U.S. Patent and Trademark Office's Refusal to Register Disparaging Trademarks Struck Down on First Amendment Grounds
The U.S. Court of Appeals for the Federal Circuit, in a 9-3 decision in In re Tam, has declared a provision of the federal trademark law unconstitutional as violating the First Amendment guarantee of free speech.
The U.S. Court of Appeals for the Federal Circuit, in a 9-3 decision in In re Tam, has declared a provision of the federal trademark law unconstitutional as violating the First Amendment guarantee of free speech. The provision in question permits the U.S. Patent and Trademark Office (“USPTO”) to refuse to register disparaging marks.

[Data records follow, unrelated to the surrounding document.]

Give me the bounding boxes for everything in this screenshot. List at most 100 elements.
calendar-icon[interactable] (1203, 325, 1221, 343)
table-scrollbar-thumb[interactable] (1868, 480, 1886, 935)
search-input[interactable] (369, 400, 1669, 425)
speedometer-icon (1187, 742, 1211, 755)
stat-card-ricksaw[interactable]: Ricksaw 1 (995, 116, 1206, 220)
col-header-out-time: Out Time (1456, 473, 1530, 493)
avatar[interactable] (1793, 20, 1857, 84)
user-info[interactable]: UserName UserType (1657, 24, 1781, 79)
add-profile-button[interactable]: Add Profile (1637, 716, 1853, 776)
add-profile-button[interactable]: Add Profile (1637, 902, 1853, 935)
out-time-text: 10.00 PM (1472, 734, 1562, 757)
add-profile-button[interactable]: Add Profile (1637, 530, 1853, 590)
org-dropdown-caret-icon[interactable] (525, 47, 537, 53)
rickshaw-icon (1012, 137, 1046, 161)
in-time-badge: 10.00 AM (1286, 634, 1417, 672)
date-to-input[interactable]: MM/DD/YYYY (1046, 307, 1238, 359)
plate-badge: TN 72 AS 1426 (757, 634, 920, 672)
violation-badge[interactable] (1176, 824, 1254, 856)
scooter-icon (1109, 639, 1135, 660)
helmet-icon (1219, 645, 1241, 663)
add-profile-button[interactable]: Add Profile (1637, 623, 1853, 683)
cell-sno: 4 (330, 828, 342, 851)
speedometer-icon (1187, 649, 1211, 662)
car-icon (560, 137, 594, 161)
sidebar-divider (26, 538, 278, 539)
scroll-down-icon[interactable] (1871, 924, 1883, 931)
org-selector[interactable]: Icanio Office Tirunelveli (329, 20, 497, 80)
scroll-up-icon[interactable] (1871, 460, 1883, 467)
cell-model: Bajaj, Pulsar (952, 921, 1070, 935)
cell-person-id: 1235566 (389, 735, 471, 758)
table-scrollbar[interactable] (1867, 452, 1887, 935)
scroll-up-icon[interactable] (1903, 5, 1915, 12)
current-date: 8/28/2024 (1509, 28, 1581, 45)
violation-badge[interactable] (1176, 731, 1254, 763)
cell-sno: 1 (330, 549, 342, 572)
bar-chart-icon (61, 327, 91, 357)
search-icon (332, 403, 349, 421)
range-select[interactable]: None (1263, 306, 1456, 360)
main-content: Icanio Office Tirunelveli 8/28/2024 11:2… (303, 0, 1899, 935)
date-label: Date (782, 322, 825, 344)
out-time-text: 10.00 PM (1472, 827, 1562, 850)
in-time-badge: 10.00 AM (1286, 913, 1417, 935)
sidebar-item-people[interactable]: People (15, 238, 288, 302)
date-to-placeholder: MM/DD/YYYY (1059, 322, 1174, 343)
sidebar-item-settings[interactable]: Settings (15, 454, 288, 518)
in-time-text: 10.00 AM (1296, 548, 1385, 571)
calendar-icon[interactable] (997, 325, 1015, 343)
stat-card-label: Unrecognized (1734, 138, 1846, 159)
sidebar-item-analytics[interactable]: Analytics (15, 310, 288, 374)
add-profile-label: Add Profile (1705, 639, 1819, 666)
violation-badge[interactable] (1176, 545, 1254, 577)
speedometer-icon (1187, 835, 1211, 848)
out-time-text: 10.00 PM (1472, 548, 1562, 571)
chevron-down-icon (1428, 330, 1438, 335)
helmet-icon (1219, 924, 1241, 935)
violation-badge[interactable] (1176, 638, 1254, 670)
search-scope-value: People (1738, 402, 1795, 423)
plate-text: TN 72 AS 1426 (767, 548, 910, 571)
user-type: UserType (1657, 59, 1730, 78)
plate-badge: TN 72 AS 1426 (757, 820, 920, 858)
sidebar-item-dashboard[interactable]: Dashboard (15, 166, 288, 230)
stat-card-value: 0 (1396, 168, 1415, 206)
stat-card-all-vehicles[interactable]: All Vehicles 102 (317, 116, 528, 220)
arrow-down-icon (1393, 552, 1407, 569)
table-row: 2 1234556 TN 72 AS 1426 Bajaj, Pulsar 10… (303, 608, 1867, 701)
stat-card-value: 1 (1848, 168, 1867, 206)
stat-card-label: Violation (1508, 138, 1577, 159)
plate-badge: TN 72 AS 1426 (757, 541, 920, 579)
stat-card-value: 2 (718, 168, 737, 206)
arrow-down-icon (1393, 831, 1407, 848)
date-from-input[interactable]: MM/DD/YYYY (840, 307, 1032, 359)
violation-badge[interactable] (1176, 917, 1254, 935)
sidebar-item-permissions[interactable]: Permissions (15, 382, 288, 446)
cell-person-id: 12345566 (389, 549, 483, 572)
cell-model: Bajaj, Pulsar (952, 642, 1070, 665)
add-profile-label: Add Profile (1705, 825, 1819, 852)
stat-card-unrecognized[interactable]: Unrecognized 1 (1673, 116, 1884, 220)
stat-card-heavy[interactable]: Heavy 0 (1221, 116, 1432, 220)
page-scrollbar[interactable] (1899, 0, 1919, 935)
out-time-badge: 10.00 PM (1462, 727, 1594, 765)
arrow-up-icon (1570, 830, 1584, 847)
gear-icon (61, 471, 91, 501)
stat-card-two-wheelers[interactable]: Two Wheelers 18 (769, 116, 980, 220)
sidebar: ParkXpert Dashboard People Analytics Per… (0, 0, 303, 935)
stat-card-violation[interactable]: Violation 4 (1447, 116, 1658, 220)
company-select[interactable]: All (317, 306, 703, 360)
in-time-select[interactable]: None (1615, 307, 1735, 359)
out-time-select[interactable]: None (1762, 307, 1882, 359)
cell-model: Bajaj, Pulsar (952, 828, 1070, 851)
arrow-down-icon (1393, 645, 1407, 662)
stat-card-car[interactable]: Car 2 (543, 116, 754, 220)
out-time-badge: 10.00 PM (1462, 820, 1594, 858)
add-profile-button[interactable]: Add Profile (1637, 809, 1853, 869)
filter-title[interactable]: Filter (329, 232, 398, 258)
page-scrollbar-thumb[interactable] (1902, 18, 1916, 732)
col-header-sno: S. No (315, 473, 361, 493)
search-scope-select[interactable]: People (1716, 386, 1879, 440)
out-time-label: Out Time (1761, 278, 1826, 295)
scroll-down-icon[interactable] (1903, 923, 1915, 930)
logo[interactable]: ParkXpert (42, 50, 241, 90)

The case involves a trademark application by a band to register “THE SLANTS” for “entertainment in the nature of live performances by a musical band.” The USPTO and the Trademark Trial and Appeal Board refused to register the mark on the grounds that it was disparaging to people of Asian descent. The founder of the band, who is of Asian descent, named the band “THE SLANTS” in part to “reappropriate” and take back control of the word that has long been seen as a racial slur targeting Asians.
The essence of the court’s holding is that “[t]he government cannot refuse to register disparaging marks because it disapproves of the expressive messages conveyed by the marks. It cannot refuse to register marks because it concludes that such marks will be disparaging to others.” The court went on to declare that “even when speech ‘inflicts great pain,’ our Constitution protects it ‘to ensure that we do not stifle public debate.’”
Undoubtedly an appeal will be taken to the U.S. Supreme Court. And the case will further the public controversy over the name of the National Football League’s “Washington Redskins” team, whose registration for the mark “REDSKINS” was recently cancelled under this same provision of the federal trademark law. In the meantime, we will need to wait and see whether the USPTO will now approve applications for these types of marks, will accept the applications but “suspend” them until the courts provide clearer guidance, or will continue to refuse to accept these applications.